As expected, Erivo and Grande are fantastic singers, and they sound amazing in the songs that were allegedly recorded live on set. They have no reason to not give it their best: Wicked has so much more content, and many of the songs had been further developed in the transition from stage to film.
The seams might not show, but the movie drags on. The breathtaking magnificence of theatrical drama rests on a kind of enchantment that is completely different from the admiration brought about by the moving picture. To be physically present with the smoke, cherry pickers, and singers performing the songs has some sort of a cult-like zeal that is completely different from the feeling of watching something happen in two dimension.
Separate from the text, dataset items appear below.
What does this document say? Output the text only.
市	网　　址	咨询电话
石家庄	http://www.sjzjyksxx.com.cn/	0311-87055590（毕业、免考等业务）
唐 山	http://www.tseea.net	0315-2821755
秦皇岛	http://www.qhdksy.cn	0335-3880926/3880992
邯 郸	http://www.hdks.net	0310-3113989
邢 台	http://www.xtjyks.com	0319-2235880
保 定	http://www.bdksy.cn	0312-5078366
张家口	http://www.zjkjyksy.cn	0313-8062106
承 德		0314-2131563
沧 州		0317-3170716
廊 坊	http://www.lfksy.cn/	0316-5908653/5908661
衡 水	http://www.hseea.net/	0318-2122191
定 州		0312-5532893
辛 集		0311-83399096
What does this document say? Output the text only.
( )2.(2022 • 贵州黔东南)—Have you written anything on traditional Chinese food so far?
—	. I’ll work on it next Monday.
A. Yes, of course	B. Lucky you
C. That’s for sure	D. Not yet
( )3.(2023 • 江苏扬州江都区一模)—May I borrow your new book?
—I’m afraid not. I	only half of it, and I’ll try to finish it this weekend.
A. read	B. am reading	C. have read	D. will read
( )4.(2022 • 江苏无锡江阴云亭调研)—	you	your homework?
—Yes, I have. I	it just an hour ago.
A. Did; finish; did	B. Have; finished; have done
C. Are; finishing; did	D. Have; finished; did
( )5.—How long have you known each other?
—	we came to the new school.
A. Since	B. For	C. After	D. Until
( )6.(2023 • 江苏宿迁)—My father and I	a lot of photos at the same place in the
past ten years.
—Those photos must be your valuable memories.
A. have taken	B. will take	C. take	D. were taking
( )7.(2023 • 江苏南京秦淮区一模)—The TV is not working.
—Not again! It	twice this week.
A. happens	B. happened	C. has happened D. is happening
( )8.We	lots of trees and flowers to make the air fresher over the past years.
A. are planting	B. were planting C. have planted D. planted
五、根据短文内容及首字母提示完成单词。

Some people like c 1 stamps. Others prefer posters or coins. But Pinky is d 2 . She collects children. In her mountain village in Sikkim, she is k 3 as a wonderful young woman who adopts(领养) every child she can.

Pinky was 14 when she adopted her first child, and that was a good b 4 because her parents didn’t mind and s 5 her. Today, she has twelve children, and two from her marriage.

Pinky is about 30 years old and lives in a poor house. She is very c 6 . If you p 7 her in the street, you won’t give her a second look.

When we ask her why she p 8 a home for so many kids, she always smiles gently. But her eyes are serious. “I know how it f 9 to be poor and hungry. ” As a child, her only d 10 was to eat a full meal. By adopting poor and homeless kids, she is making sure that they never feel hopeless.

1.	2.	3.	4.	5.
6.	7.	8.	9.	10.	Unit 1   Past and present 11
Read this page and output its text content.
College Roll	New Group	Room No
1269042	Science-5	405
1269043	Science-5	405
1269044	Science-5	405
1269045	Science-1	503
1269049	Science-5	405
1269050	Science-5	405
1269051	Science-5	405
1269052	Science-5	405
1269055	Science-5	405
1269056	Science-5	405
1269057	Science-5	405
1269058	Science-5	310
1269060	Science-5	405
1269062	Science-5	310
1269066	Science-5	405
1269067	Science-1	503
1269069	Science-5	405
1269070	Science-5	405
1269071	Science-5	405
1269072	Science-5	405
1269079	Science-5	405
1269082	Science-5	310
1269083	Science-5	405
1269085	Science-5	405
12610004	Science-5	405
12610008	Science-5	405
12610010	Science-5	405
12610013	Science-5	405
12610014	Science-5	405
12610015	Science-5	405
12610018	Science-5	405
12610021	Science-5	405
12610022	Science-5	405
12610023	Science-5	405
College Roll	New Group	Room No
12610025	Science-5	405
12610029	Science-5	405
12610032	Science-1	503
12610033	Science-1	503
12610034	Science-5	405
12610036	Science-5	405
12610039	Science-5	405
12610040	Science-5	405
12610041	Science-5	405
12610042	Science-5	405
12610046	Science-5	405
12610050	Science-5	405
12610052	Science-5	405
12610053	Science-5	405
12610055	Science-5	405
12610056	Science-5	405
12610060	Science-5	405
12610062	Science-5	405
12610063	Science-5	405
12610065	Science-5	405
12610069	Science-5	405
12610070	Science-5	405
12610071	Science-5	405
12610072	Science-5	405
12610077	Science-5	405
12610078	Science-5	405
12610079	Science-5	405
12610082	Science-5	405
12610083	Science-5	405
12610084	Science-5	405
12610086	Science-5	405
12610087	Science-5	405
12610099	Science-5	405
Wicked the movie does, indeed, have large images, but most of them are superficial in nature. They do not draw our focus deeper into the image nor do they make us wonder about the world. They have scale but lack depth. And the movie keeps pounding in the points it has already made, and sometimes that does the movie harm. Elphaba’s inadequacy and undesirability complex after several important character shifts becomes rather convincing, especially when we start guessing the direction everything is leading into. That perhaps is Wicked’s greatest flaw. While it claims to be a revisionist transformation of a classic text, so much of it seems so decided, even programmed in advance. Instead of waiting for unpredicted transformations or insights, they look forward to declarations and intensifications. Wicked is as maginificent as it is fatiguing.